何だ………これ………前にも見たような…………
「矢田桃矢……それが君の名前?」
「あぁ……」
「いい名前だね。大丈夫、私が絶対にここから出してあげるから」
「…………………」
何だ………何で…………あの人が……………
「お願い!小太郎さん!もうやめて!」
「うるさい!あいつは俺の実験のモルモットだ!邪魔をするな!」
バチンッ!!!
! あの男……!
その男の顔がはっきりうつった。
柳沢ァァァァァァァァ!!!!!!!!!!
「!………………夢か…………………………」
俺は夢から覚め、状況を確認するため辺りを見回した。見回した限り病院だ。
「今のは……………………まさか…………彼奴が近くに……………………」
俺はさっきまで見ていた夢の中で出てきたあの男を思い出した。彼奴が…………あの人を…………
「大丈夫ですか?」
突然、俺の横からタコが出てきた。
「何だお前か…………………俺は………一体……何でこんなところに?」
「あの時君はイトナ君の触手で腹部を貫かれてしまったのです。申し訳ございません………先生の不注意です……」
タコが謝っているようだったがどうでも良かった。俺は腹を見るとそこには包帯が巻かれていた。
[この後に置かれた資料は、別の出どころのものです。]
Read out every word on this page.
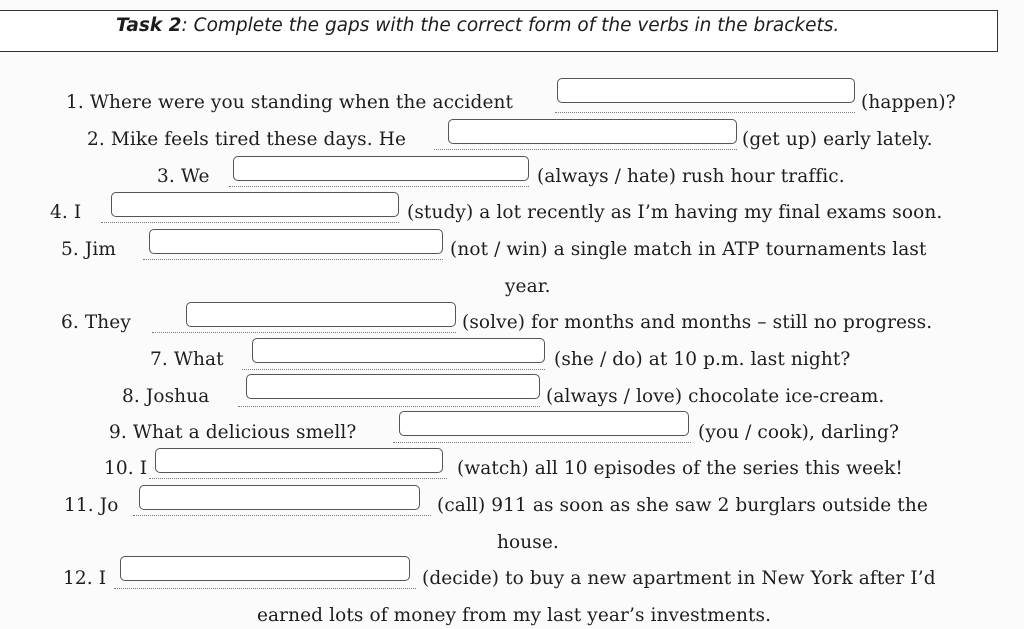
Task 2: Complete the gaps with the correct form of the verbs in the brackets.
1. Where were you standing when the accident	(happen)?
2. Mike feels tired these days. He	(get up) early lately.
3. We	(always / hate) rush hour traffic.
4. I	(study) a lot recently as I’m having my final exams soon.
5. Jim	(not / win) a single match in ATP tournaments last
year.
6. They	(solve) for months and months – still no progress.
7. What	(she / do) at 10 p.m. last night?
8. Joshua	(always / love) chocolate ice-cream.
9. What a delicious smell?	(you / cook), darling?
10. I	(watch) all 10 episodes of the series this week!
11. Jo	(call) 911 as soon as she saw 2 burglars outside the
house.
12. I	(decide) to buy a new apartment in New York after I’d
earned lots of money from my last year’s investments.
そしてベットの横を見ると、姉が眠りながら俺の右手を両手で握っていた。
「矢田………」
「はい。矢田さんは、治療が終わった後、ずっと貴方を見ていてくれたんです」
「そうか…………」
「では、私はこの辺で、食べ物を置いておいたので。お大事に」
俺は頷くとタコは病室を出て行った。
部屋に残ったのは俺と姉だけだ。
「ぅぅん……………ん?」
!
突然、姉が目を覚ました………
「神威君…!」
「!?」
目覚めたと同時に俺は姉に泣きながら抱きつかれた。
「グスッ…良かった…!目が覚めて…!!心配したんだから…!!」
「ふぎ………ぎ…………」
く…苦しい………首が………
「グスッ…………本当に………よかった……」
「おい………大袈裟な……」
「何が大袈裟よ!!危うく出血多量で死んじゃうところだったんだから!!」
そう言うと姉は更に力を入れてきた……………絞まる…………
「いや…………分かったから…………離れて…………」
………………………
言っても離れねぇ…
ギュゥゥゥゥ!!!!
「!?」
「しばらく………このままでいさせて……」
…苦しい…
その後30分以上抱きつかれて流石に首が絞まりそうだった…………
〜
「落ち着いたか?」
「うん…」
あれから矢田は落ち着きを取り戻すと神威は矢田を椅子に座らせた。
「………おい………そこにいる奴ら…出てこい」
「あははは〜……バレちゃったか♪」
するとドア付近から寺坂組以外のE組の皆が現れた。
「いやいやお二人さん実にいい雰囲気でしたよ?」
そう言うとカルマは矢田が神威に抱きついている写真を見せた。
「…ッチ………」
「ちょ////カルマ君!!!」
「それより、神威大丈夫か?腹の傷」
そう磯貝が聞くと神威は腹に手を当てた。
「………あぁ。別に支障はねぇ…」
「支障がなくてもしばらくは安静にしてなさいよ。それで傷が開いたら元も子もないんだから」
「そうか…」
「おお?速水が神威を心配してるなんて珍しいな!!」
「うっさいわね岡島!」
「おやおや?凛香も神威に惚れちゃったの〜?」
「違うって言ってんでしょうが!!!私は唯 神威が来ないと殺せんせーを殺せる確率が下がると思っただけだから!!!」
「お〜!生ツンデレはいいものだね〜」
「やめて!」
ガタンッ!!
「皆さま!ここは病院ですのでもう少しお静かにッ!!」
「「「す…すいません…」」」
看護婦さんに注意された後、E組の皆は帰って行き、部屋の中はまた矢田と神威だけになった。
「もう〜…皆ったら…」
「…」
すると矢田は荷物をまとめると
「じゃあ明日の朝また来るから、安静にしててよ」
「ん…」
そう言い病室を出て行った。
(こういう時も…あったな………)
あの時と同じように…俺は一年の頃は何週間か入院してたっけな………
「ゴホッゴホッゴホッ!!」
症状が和らぎ治った時は出てそのあとすぐにぶり返す…入っては出て入っては出ての繰り返し……
マスクだの点滴だの、入院するたびにやっていた。